The Golden Valley-based company said in a regulatory filing it will layoff 700 to 800 employees, mainly in the United States, the Pioneer Press reports. The filing didn't detail where the cuts will take place and if any will be in Minnesota, but MPR News notes most of the layoffs will involve people in marketing, finance and human resources and they're expected to be notified by February.
These layoffs are part of a cost-cutting initiative the company announced in June because of slumping cereal, cake mix and packaged food sales in the U.S. General Mills said in early September it would be closing plants in Massachusetts and California, eliminating over 600 jobs.
The latest round of layoffs is expected to save the company $125 million to $150 million annually beginning in fiscal year 2016, reports say.

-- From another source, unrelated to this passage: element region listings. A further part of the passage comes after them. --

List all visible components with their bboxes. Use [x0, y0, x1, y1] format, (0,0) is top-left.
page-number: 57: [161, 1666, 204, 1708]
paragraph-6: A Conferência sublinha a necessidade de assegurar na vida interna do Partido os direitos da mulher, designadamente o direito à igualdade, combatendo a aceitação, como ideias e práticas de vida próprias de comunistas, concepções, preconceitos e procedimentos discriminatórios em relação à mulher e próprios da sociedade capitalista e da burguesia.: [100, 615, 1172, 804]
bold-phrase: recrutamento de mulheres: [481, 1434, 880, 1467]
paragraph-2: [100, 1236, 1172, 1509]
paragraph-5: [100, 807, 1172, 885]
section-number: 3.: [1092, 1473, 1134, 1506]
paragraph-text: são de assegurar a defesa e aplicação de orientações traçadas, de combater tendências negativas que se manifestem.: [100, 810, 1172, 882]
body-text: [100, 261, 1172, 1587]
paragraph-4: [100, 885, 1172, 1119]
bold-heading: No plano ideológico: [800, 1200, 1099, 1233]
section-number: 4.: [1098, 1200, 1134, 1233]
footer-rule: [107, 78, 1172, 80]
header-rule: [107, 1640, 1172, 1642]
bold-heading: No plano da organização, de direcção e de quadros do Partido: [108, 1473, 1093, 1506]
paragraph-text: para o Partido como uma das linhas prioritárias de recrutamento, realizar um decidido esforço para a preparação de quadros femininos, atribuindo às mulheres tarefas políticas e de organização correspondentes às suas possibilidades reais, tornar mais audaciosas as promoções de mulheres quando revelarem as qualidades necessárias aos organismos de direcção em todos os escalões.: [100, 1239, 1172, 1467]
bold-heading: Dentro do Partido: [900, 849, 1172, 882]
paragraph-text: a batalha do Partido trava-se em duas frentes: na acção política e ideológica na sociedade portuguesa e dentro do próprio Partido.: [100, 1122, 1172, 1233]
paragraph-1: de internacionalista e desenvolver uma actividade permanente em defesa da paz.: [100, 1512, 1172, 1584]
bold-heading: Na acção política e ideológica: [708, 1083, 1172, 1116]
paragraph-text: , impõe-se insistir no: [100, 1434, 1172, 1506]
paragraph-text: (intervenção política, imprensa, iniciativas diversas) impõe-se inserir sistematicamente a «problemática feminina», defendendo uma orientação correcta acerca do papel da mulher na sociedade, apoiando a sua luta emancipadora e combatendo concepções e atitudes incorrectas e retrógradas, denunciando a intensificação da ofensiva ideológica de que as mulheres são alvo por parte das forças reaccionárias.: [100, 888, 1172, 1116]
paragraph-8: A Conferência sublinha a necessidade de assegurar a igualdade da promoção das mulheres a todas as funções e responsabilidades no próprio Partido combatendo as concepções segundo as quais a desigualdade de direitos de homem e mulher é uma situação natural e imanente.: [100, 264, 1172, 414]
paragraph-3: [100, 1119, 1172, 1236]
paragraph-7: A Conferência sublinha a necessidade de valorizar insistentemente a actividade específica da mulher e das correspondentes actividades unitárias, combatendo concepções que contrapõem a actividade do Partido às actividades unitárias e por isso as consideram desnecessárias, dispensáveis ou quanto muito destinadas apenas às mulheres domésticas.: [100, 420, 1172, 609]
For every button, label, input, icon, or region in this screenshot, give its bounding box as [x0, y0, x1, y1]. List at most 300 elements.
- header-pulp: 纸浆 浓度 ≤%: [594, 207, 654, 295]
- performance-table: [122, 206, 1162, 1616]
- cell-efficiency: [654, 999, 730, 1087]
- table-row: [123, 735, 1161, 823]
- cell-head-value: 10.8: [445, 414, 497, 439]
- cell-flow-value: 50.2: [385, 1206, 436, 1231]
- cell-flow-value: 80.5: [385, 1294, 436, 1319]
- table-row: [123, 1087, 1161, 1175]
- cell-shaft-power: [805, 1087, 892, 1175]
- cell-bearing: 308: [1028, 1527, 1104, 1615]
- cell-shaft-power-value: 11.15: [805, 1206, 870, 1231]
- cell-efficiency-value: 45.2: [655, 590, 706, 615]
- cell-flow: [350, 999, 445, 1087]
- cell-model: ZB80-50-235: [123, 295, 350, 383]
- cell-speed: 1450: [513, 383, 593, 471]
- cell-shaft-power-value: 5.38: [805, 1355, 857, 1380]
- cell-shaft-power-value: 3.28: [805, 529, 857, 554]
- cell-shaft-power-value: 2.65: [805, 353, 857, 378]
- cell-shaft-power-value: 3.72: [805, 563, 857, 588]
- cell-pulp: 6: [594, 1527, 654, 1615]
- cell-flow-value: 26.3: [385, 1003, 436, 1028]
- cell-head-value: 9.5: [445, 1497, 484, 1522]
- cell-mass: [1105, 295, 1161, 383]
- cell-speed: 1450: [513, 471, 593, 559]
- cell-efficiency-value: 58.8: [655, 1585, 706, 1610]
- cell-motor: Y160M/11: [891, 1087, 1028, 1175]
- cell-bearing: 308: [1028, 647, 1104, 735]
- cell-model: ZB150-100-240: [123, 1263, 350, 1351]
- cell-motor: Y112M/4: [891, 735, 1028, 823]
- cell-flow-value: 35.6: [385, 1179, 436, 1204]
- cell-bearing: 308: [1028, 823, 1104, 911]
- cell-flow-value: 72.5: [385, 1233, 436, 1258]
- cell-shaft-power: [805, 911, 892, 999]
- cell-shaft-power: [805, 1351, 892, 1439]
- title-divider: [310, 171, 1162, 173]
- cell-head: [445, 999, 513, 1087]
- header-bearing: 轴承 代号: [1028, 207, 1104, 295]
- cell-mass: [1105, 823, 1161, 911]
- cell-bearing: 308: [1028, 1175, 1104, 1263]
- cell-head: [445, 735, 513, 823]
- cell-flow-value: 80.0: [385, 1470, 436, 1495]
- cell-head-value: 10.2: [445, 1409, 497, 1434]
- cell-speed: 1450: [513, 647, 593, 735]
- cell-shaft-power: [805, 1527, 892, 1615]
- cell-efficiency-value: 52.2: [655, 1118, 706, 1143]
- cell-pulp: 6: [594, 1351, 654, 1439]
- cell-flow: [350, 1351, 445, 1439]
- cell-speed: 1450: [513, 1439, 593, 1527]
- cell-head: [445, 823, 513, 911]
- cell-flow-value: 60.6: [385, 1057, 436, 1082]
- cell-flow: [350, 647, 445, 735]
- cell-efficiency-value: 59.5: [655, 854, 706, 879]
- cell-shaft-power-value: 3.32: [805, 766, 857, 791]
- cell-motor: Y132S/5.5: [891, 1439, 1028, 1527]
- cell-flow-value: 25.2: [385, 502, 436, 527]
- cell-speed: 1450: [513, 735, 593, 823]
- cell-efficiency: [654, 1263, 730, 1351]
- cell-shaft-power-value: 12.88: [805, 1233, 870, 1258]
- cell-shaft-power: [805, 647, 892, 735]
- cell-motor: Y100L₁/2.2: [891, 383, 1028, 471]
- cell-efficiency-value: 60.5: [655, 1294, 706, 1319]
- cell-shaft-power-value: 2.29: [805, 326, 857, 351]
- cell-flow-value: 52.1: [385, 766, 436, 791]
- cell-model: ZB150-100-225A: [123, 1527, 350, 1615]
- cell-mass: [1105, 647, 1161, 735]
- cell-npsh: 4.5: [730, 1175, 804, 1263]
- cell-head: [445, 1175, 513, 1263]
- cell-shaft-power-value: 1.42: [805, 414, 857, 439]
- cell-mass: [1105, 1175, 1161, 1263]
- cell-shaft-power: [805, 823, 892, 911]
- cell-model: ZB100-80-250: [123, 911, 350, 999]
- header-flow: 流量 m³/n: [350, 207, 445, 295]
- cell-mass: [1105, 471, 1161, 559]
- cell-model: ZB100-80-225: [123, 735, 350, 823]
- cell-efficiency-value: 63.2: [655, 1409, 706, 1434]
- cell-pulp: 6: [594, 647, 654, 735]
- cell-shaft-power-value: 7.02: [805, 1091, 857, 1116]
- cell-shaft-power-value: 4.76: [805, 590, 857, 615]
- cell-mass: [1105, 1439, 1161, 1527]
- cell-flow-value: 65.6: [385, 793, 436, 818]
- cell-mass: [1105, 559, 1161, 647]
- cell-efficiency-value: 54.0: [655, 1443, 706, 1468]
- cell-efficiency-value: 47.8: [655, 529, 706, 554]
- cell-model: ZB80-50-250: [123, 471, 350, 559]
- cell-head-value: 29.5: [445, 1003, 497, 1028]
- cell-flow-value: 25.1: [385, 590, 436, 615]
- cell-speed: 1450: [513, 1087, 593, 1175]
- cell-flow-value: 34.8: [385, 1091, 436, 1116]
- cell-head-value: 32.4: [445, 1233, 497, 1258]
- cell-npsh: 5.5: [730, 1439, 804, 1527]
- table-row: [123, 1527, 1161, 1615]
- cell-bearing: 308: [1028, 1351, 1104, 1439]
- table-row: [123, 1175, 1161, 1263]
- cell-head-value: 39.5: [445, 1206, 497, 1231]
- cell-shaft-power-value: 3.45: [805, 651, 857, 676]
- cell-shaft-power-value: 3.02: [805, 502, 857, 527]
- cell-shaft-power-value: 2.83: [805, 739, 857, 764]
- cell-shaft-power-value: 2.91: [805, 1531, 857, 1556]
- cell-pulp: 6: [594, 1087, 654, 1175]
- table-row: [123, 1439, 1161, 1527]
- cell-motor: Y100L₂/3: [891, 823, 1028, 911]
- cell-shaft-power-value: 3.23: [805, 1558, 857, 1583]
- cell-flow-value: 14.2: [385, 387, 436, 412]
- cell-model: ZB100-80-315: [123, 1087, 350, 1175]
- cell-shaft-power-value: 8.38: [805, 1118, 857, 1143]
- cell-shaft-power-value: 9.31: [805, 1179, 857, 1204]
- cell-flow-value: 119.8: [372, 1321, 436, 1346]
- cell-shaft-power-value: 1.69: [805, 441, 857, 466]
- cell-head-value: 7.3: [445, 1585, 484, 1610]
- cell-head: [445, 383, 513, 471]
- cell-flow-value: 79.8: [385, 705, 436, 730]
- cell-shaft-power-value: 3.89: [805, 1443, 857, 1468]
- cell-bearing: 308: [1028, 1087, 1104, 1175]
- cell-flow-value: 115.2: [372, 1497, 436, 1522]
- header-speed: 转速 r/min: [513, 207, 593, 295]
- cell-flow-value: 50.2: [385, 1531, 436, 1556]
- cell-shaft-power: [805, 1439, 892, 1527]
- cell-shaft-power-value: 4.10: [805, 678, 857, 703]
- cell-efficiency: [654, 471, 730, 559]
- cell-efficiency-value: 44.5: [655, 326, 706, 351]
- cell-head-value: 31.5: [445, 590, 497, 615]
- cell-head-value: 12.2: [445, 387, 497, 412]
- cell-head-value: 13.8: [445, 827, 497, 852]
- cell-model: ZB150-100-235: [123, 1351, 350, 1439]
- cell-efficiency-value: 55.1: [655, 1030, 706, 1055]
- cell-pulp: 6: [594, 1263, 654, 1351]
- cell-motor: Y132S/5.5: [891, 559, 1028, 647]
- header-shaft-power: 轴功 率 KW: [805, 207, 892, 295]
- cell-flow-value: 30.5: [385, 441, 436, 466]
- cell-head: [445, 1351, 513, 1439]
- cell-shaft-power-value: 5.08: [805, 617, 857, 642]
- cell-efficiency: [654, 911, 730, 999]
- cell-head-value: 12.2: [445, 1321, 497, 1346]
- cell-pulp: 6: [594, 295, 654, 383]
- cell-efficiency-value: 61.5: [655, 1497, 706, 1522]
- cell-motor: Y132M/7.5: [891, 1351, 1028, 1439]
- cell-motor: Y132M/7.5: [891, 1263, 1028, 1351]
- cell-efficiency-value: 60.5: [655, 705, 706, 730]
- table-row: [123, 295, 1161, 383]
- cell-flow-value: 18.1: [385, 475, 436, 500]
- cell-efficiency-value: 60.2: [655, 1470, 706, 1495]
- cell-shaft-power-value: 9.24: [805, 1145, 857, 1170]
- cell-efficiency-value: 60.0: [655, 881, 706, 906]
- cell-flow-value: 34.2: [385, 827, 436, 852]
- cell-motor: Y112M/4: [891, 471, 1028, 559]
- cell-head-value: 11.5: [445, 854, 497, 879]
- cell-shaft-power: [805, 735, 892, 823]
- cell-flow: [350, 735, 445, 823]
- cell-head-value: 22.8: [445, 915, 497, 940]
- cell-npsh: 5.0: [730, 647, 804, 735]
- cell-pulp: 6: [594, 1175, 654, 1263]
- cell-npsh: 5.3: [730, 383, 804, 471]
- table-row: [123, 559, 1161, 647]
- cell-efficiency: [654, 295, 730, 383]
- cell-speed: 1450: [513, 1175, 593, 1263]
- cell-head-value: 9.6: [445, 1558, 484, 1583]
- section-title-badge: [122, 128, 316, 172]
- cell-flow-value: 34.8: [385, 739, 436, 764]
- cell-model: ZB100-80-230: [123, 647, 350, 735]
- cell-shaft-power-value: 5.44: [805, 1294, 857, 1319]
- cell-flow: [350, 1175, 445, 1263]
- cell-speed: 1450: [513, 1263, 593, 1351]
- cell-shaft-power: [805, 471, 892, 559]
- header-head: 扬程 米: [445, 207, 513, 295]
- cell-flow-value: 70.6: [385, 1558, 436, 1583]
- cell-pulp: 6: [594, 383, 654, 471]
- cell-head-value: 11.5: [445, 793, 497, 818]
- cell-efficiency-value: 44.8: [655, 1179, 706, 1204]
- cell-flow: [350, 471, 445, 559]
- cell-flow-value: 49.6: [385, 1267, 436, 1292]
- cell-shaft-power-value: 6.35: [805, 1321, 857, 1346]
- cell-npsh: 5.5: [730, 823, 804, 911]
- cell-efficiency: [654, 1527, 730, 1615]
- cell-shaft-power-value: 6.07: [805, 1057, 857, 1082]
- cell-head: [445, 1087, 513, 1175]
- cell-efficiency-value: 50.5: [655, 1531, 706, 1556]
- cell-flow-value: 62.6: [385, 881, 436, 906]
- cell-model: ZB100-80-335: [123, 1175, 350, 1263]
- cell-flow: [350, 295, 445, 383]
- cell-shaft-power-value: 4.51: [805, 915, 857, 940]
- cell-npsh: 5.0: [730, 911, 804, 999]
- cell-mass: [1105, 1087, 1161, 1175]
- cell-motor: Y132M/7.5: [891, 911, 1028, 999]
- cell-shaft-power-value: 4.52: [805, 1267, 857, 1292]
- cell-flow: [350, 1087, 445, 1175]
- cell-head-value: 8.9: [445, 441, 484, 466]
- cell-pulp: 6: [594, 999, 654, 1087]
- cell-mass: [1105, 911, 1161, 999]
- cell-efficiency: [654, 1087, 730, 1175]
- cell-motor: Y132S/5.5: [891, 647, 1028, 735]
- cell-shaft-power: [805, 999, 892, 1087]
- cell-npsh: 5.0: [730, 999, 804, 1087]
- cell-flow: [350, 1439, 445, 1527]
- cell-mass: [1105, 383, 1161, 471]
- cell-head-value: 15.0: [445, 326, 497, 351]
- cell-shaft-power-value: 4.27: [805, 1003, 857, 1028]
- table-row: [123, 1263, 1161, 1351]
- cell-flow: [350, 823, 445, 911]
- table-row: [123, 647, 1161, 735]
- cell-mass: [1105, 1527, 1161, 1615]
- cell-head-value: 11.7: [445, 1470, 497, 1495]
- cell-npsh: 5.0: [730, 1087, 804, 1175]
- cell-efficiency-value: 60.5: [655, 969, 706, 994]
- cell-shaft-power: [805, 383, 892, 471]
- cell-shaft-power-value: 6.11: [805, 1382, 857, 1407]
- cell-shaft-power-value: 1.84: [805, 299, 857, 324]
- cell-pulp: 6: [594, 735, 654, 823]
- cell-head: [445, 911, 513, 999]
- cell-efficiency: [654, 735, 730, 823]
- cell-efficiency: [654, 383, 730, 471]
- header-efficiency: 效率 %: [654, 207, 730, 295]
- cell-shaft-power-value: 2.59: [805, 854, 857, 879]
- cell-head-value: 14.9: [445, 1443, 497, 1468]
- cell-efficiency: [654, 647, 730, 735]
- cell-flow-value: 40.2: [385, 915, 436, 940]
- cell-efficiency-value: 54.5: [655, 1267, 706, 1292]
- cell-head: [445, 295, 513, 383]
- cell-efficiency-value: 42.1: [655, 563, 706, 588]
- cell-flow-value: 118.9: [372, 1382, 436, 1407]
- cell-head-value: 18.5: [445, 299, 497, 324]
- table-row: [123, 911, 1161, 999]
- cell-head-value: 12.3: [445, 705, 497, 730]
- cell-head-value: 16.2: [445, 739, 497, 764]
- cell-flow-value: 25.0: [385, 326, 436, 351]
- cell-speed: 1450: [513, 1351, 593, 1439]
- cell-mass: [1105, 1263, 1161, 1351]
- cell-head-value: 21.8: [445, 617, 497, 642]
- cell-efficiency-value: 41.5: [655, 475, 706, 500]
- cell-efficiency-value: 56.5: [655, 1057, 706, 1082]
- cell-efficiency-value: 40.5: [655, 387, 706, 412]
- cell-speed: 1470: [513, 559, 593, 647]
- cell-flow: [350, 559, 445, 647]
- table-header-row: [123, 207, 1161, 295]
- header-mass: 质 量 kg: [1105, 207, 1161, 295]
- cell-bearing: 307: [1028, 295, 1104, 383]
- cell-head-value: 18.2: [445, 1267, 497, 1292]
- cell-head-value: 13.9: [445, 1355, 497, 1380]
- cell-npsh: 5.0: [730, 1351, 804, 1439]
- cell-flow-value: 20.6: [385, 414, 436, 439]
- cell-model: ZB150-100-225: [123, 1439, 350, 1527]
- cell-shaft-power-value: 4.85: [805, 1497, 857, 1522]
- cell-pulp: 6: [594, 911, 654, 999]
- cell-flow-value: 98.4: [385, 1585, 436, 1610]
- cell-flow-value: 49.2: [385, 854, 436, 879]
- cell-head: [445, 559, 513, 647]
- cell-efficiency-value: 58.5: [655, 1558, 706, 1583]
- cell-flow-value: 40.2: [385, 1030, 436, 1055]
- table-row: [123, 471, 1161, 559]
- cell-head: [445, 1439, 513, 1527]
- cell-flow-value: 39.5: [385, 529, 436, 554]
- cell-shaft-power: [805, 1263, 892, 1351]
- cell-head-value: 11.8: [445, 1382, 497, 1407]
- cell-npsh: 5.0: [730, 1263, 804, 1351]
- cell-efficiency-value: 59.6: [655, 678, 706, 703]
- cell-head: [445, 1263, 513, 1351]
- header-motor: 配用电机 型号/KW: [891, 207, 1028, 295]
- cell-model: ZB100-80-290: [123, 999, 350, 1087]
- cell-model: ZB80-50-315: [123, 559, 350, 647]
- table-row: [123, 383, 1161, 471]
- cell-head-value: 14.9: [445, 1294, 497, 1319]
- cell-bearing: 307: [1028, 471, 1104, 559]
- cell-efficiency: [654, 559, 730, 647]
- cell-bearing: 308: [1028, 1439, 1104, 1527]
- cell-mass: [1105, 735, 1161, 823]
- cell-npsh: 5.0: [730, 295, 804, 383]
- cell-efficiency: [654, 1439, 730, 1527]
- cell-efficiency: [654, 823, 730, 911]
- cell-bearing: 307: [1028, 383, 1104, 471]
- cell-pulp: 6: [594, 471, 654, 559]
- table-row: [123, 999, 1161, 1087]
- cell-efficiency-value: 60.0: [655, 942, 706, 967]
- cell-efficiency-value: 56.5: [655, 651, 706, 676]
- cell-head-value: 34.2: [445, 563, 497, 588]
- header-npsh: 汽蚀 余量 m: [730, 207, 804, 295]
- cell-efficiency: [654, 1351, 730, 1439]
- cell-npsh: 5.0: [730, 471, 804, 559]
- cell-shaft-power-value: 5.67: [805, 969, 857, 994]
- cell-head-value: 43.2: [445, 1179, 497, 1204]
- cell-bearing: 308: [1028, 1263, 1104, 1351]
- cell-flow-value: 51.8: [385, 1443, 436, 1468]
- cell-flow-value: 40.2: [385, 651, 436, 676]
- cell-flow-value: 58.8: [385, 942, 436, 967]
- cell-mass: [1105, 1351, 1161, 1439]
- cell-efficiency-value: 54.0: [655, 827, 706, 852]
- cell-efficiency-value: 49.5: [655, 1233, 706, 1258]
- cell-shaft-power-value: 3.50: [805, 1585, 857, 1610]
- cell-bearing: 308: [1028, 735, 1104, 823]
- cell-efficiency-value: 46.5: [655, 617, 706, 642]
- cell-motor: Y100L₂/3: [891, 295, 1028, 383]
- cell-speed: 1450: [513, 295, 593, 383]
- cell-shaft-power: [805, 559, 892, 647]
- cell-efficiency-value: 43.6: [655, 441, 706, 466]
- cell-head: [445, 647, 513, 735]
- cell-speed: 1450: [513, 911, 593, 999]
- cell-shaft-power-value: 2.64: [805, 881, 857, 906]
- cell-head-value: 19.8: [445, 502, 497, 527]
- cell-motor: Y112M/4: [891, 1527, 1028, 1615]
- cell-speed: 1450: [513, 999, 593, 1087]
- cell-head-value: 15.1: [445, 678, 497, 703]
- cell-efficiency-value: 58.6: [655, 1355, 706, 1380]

Consumers veer toward healthier options
General Mills, which reported a 5 percent drop in U.S. retail sales in its latest quarter, is among a handful of processed food makers that have started to make cuts, Wall Street Journal says. Some analysts say this is because consumer tastes are changing as they seek healthier options.
A Gallup poll shows Americans are trying to eat healthier. The polls says about half of respondents say they're trying to include organic food in their diet, while 90 percent are trying to include more fruits and vegetables.
A recent Nielsen report shows that the number of consumers checking labels has increased in the last eight years, which is leading them to choose healthier options at the grocery store.
Consumers' desire to eat breakfast and other meals quickly has people grabbing yogurt, bars and frozen breakfasts, SpecialtyFood.com says. Health and wellness trends, along with on-the-go eating, has led to a steady increase in yogurt and protein-packed granola bar sales – the industry totals $2.4 billion annually, Nielsen says.
Also, sales of non-GMO products have increased about 67 percent in the last four years, Nielsen notes. Gluten-free and no-high-fructose-corn-syrup products have also increased in sales.
To keep up with the demand for healthier options, General Mills has tweaked some of its products – it's added protein to its Cheerios, took aspartame out of its Yoplait Light yogurt, made the cinnamon taste in Cinnamon Toast Crunch stronger and increased its gluten-free offerings.
A few weeks ago, General Mills announced it will be acquiring Annie's Homegrown, a company known for it's organic products. The company reassured consumers it will let Annie's be Annie's and do it's own thing.
Longtime executive leaving
In other General Mills news, Ad Age reported this week the company's chief marketing officer is retiring. Mark Addicks, who has been CMO for 10 years, plans to retire next year.
Addicks, who has been with the company for 26 years, was one of the longest-serving CMO's in the food industry. Ann Simonds, president of General Mills' baking products unit, will fill his shoes, Ad Age says.
General Mills said Addicks' had previously told officials of his retirement plans.